原発性硬化性胆管炎(PSC)患者に濃厚な消化管Kpクレードを標的とした病原性ファージの併用療法(4)は、肝胆道傷害のマウスモデルにおいて、in vitroで持続的な抑制効果を示し、in vivoで糞便中のKpを減少させ、肝臓の炎症と疾患の重症度を減弱させた。同様に、アルコール産生Kp株を標的とする単一の病原性ファージを用いると、腸内細菌叢を変化させることなく、マウスの脂肪肝炎が緩和された(5)。ファージの介入は、肝アポトーシスと炎症経路の抑制を伴い、抗炎症性サイトカインであるインターロイキン10の産生を促進した。
将来的には、ファージを組み合わせることで、病気を引き起こす常在菌の抑制と、ファージを介した異なるニッチへの薬物送達を組み合わせることができるだろう。例えば、フソバクテリウム・ヌクレアタムは、大腸癌(CRC)の進行や免疫療法や化学療法に対する反応性の変化に関係している。マウスのCRC腫瘍微小環境においてフソバクテリウム・ヌクレアタムを選択的に標的とするように設計されたファージによって誘導されたナノシステムは、抗癌剤イリノテカンをデキストランナノ粒子に封入した。このようなファージターゲット療法は、化学療法の効果を著しく高めると同時に、ヌクレアタムの腫瘍内増殖を抑制した(6)。
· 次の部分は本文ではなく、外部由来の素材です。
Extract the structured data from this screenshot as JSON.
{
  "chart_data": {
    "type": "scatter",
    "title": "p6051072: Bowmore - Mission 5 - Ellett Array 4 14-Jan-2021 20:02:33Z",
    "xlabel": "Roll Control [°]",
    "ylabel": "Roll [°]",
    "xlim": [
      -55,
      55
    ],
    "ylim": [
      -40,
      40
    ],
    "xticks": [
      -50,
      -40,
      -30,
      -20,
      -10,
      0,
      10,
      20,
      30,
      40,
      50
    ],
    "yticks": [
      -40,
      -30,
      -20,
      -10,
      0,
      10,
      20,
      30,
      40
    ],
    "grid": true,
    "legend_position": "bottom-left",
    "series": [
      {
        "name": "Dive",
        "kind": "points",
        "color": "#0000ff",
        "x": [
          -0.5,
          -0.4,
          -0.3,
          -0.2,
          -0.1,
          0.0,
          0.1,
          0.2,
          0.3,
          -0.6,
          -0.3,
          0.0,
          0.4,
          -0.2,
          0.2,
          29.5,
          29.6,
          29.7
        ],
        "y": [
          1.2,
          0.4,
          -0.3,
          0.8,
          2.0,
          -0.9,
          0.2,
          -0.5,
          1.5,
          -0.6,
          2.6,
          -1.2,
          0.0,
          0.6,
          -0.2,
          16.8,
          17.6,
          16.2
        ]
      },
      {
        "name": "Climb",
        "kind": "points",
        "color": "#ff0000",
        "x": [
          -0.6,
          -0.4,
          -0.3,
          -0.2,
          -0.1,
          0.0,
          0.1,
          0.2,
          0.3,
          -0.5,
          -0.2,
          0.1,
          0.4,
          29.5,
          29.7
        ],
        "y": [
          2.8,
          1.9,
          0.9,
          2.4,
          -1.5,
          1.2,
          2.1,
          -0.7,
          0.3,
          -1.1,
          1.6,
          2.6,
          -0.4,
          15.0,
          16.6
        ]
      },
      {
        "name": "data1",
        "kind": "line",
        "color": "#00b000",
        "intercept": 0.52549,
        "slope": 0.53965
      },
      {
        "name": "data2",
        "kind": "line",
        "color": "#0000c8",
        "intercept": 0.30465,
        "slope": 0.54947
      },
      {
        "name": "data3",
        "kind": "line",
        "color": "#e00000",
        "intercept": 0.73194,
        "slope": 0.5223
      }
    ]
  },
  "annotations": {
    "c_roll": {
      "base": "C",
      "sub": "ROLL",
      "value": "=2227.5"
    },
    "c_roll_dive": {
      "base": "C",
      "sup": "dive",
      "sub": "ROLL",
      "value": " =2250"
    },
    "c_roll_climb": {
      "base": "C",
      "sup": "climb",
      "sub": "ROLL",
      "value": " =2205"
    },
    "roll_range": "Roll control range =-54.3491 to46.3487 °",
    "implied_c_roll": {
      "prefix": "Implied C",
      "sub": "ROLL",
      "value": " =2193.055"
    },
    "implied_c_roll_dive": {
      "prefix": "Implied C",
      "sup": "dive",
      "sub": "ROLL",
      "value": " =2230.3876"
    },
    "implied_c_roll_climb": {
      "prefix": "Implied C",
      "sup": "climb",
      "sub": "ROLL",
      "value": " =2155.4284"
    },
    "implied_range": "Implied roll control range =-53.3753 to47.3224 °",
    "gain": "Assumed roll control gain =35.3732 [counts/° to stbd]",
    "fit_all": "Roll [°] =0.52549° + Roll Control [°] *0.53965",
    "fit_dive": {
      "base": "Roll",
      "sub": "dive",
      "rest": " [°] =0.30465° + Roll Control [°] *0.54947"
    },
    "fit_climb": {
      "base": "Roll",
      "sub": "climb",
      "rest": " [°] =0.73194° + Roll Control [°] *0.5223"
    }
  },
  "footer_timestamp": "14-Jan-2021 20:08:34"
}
生ファージの使用に加えて、エフェクターファージタンパク質も、免疫原性や耐性など、生ファージ治療薬の投与に伴う複雑さを伴わずに、ファージによる細菌抑制を可能にする代替治療の選択肢として統合される可能性がある。例えば、エンドリジンはペプチドグリカンヒドロラーゼであり、ファージによって形成された孔を通ってファーミキューテス菌のムレイン層に移動し、そこでペプチドグリカン壁を分解して細胞死を誘導する。ファージライシンの改良型合成版を使用することで、抗生物質耐性感染症(7)やNCDsの治療が可能になる可能性がある。
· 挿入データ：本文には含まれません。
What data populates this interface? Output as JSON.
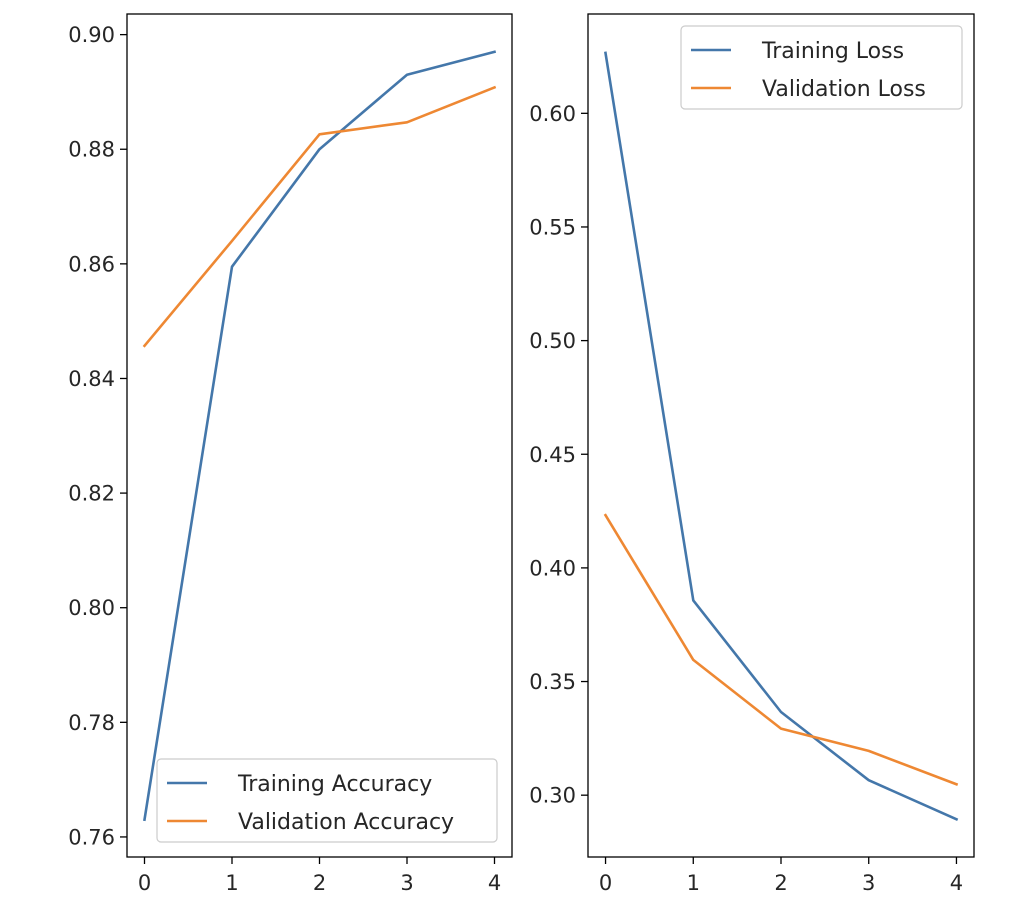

ファージによる治療は個々の患者に合わせたものでなければならないが、そのためには、患者から採取した標的細菌と潜在的なファージを共培養し、抗菌能力を持つファージを同定することが有効である。このように、メタゲノミック・プロファイリングは、コンパニオン診断として、患者の病気を引き起こす主要な病原体を同定し、その後、ファージ・コンソーシアを培養ベースで最適化するために使用できる。
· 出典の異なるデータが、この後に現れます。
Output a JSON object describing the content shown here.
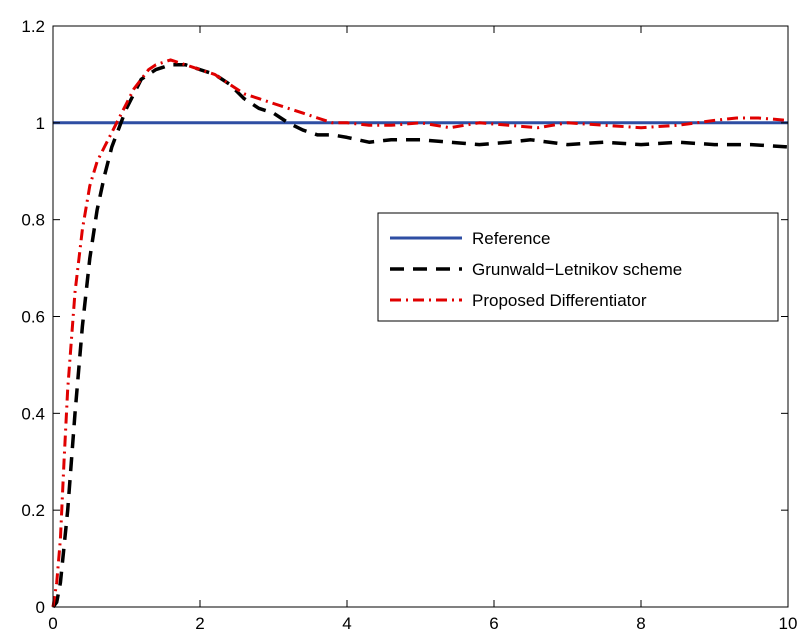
{
  "chart_data": {
    "type": "line",
    "title": "",
    "xlabel": "",
    "ylabel": "",
    "xlim": [
      0,
      10
    ],
    "ylim": [
      0,
      1.2
    ],
    "xticks": [
      0,
      2,
      4,
      6,
      8,
      10
    ],
    "yticks": [
      0,
      0.2,
      0.4,
      0.6,
      0.8,
      1,
      1.2
    ],
    "xtick_labels": [
      "0",
      "2",
      "4",
      "6",
      "8",
      "10"
    ],
    "ytick_labels": [
      "0",
      "0.2",
      "0.4",
      "0.6",
      "0.8",
      "1",
      "1.2"
    ],
    "grid": false,
    "legend_position": "center-right",
    "series": [
      {
        "name": "Reference",
        "color": "#2e4ea3",
        "style": "solid",
        "x": [
          0,
          10
        ],
        "y": [
          1.0,
          1.0
        ]
      },
      {
        "name": "Grunwald−Letnikov scheme",
        "color": "#000000",
        "style": "dashed",
        "x": [
          0,
          0.05,
          0.1,
          0.2,
          0.3,
          0.4,
          0.5,
          0.6,
          0.7,
          0.8,
          0.9,
          1.0,
          1.1,
          1.2,
          1.3,
          1.4,
          1.5,
          1.6,
          1.7,
          1.8,
          1.9,
          2.0,
          2.2,
          2.4,
          2.6,
          2.8,
          3.0,
          3.2,
          3.4,
          3.6,
          3.8,
          4.0,
          4.3,
          4.6,
          5.0,
          5.4,
          5.8,
          6.2,
          6.5,
          7.0,
          7.5,
          8.0,
          8.5,
          9.0,
          9.5,
          10.0
        ],
        "y": [
          0,
          0.01,
          0.05,
          0.2,
          0.4,
          0.58,
          0.72,
          0.82,
          0.89,
          0.95,
          0.99,
          1.03,
          1.06,
          1.09,
          1.1,
          1.11,
          1.115,
          1.12,
          1.12,
          1.12,
          1.115,
          1.11,
          1.1,
          1.08,
          1.05,
          1.03,
          1.02,
          1.0,
          0.985,
          0.975,
          0.975,
          0.97,
          0.96,
          0.965,
          0.965,
          0.96,
          0.955,
          0.96,
          0.965,
          0.955,
          0.96,
          0.955,
          0.96,
          0.955,
          0.955,
          0.95
        ]
      },
      {
        "name": "Proposed Differentiator",
        "color": "#e00000",
        "style": "dashdot",
        "x": [
          0,
          0.05,
          0.1,
          0.15,
          0.2,
          0.3,
          0.4,
          0.5,
          0.6,
          0.7,
          0.8,
          0.9,
          1.0,
          1.1,
          1.2,
          1.3,
          1.4,
          1.5,
          1.6,
          1.7,
          1.8,
          1.9,
          2.0,
          2.2,
          2.4,
          2.6,
          2.8,
          3.0,
          3.2,
          3.4,
          3.6,
          3.8,
          4.0,
          4.3,
          4.6,
          5.0,
          5.4,
          5.8,
          6.2,
          6.6,
          7.0,
          7.5,
          8.0,
          8.5,
          9.0,
          9.3,
          9.6,
          10.0
        ],
        "y": [
          0,
          0.05,
          0.14,
          0.3,
          0.45,
          0.65,
          0.78,
          0.87,
          0.92,
          0.95,
          0.98,
          1.01,
          1.04,
          1.07,
          1.09,
          1.11,
          1.12,
          1.125,
          1.13,
          1.125,
          1.12,
          1.115,
          1.11,
          1.1,
          1.08,
          1.06,
          1.05,
          1.04,
          1.03,
          1.02,
          1.01,
          1.0,
          1.0,
          0.995,
          0.995,
          1.0,
          0.99,
          1.0,
          0.995,
          0.99,
          1.0,
          0.995,
          0.99,
          0.995,
          1.005,
          1.01,
          1.01,
          1.005
        ]
      }
    ]
  }
}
NCDsに対するファージ併用療法は、探索段階にある(図参照)。免疫原性、耐性、抗ファージ菌免疫など、感染症に対するファージ療法の課題は、NCDの文脈では、前向きな長期研究において探求される必要がある。環境ファージの単離、ゲノムおよび機能の特性化、細菌パネルに対する試験は、労力を要する作業であるが、環境および/または臨床的に単離されたファージやファージコード化タンパク質の持続可能なコレクションの生成と相まって、自動化が進んでいる。ファージバイオバンクは、精製され、配列が決定され、構造的に特徴づけられたファージを提供することができる。このようなファージリポジトリは、臨床試験(NCT04650607)によって十分に検証された免疫原性やその他の副作用の評価を可能にする一方で、それぞれの細菌標的に対するファージやその組み合わせの迅速な試験を容易にする。
ファージ療法の課題と展望
非感染性疾患(NCDs)に対するヒトファージ療法の開発は、疾患の原因となる細菌を同定し、潜在的なファージを単離し、試験することから始まる。相補的なファージの組み合わせは、ファージ耐性の出現を防ぐはずであり、これらのファージカクテルは前臨床モデルで試験され、その後臨床試験が行われる。コンパニオン診断薬は、患者の病気を引き起こす病原体の特定に役立つ可能性がある。しかし、ファージの単離や入手の困難さ、規制上のハードルなど、複数の課題を克服しなければならない。

グラフィック:N. Burgess/science
ファージの単離が困難な場合、いくつかの代替アプローチによって、ファージの特異性を新しいターゲットにゲノム変換することができる。一般に、温帯性ファージは豊富であるが、インテグラーゼとリプレッサーが関与するプロセスを通じてゲノムを細菌の染色体に組み込むため、治療薬としてはあまり好ましくない。統合不全になった温帯ファージは、まだその遺伝物質を細菌に組み込むことができるが、安定性が低く、場合によっては強毒化する可能性がある。このような遺伝子組換えファージは、抗菌ファージ併用療法に組み込まれることがある(8)。さらに、天然に産生される細菌毒素コリバクチンは、休眠状態のプロファージを活性型に覚醒させ、その後に強毒で臨床に適したファージに変化させる可能性がある(9)。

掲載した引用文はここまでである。